NXT(100043)=100049 True {1.32 Second, Null}

Interrupt> a

Out[10]= $Aborted

In[11]:= p=1000000

Out[11]= 1000000

In[12]:= While[p < 1000100,

{n = Floor[N[1.045 + NIntegrate[1/Log[x], {x, 2, p}], 15]];

A = Floor[(n + 1)*Log[n + 1] + (n + 1)*(Log[Log[n+ 1]] - 0.9385)];

T = G[A]; m = A - 1; B = Timing[While[m > p, (T =(T + 1)*G[m]; m--)]];

k = p; p = p + 1 + T;

Print["NXT(", k, ")=", p, " ", PrimeQ[p], " ",B]}]

NXT(1000000)=1000003 True {19.01 Second, Null}

NXT(1000003)=1000033 True {18.96 Second, Null}

NXT(1000003)=1000033 True {18.96 Second, Null}

NXT(1000033)=1000037 True {18.94 Second, Null}>>>

Notice the time of day in the following Pari/GP prompts, and the size of the

arguments I'm giving it.

<<<

(15:35) gp > isprime(nextprime(10^200))

%17 = 1

(15:35) gp > isprime(nextprime(10^210))

%18 = 1

(15:35) gp > isprime(nextprime(10^220))

%19 = 1

(15:35) gp > isprime(nextprime(10^230))

%20 = 1

(15:35) gp > isprime(nextprime(10^240))

%21 = 1

(15:36) gp > isprime(nextprime(10^250))

%22 = 1

(15:36) gp > isprime(nextprime(10^260))

%23 = 1

(15:36) gp > isprime(nextprime(10^270))

%24 = 1

(15:36) gp > isprime(nextprime(10^280))

%25 = 1

(15:36) gp > isprime(nextprime(10^290))

%26 = 1>>>

To suggest that the Mathematica program is a fast program is the same

as suggesting that everyone should be using Turing Machines for speed.

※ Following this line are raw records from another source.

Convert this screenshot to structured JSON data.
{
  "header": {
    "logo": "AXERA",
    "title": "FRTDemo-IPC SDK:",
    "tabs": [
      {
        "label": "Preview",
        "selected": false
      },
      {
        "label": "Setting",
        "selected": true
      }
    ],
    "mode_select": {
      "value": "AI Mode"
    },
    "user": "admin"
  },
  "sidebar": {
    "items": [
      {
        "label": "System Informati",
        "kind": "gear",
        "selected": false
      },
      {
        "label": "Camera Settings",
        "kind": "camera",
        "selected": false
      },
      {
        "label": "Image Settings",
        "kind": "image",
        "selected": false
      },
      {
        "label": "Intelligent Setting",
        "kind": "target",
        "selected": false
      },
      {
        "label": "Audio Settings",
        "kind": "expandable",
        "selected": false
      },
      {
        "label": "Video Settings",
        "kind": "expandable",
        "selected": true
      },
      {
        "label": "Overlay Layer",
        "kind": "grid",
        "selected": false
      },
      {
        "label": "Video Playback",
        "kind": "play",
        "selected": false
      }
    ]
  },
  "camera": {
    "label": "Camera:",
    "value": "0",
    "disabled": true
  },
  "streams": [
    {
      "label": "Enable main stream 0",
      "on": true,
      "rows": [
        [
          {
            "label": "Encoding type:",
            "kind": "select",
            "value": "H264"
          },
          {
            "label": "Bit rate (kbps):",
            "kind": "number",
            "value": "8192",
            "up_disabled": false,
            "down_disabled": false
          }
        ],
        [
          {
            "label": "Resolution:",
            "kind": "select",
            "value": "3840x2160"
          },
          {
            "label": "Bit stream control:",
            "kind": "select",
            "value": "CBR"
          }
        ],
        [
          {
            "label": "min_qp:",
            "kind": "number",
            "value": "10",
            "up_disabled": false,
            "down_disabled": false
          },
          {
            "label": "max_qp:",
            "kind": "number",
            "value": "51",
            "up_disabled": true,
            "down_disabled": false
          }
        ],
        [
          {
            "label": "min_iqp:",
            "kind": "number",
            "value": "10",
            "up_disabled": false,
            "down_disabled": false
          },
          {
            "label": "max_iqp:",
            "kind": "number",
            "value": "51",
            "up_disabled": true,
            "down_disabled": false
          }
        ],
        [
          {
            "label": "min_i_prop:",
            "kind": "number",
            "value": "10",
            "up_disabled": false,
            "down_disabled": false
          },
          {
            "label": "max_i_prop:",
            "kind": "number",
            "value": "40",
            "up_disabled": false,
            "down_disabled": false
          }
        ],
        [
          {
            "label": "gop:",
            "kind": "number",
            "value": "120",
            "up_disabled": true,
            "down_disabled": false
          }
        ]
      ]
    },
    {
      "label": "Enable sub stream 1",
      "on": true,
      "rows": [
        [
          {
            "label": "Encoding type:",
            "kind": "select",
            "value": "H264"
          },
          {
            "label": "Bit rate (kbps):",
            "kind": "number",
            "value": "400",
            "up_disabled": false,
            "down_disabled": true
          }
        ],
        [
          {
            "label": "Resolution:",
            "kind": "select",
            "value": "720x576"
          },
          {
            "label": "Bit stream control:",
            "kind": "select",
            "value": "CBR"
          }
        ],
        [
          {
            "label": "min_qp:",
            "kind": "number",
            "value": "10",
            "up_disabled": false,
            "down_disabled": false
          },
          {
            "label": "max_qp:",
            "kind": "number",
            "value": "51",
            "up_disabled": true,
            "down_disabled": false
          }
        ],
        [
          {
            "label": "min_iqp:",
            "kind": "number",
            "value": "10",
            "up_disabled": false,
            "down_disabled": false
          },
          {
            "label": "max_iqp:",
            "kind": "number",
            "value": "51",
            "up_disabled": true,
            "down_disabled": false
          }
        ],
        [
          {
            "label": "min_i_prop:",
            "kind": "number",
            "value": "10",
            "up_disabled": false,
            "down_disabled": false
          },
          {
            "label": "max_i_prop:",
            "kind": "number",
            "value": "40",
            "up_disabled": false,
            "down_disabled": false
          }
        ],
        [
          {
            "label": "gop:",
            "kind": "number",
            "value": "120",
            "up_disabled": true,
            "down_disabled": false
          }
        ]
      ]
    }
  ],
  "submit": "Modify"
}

I don't buy it, personally.

Phil

=====

First rule of Factor Club - you do not talk about Factor Club.

Second rule of Factor Club - you DO NOT talk about Factor Club.

Third rule of Factor Club - when the cofactor is prime, or you've trial-

divided up to the square root of the number, the factoring is over.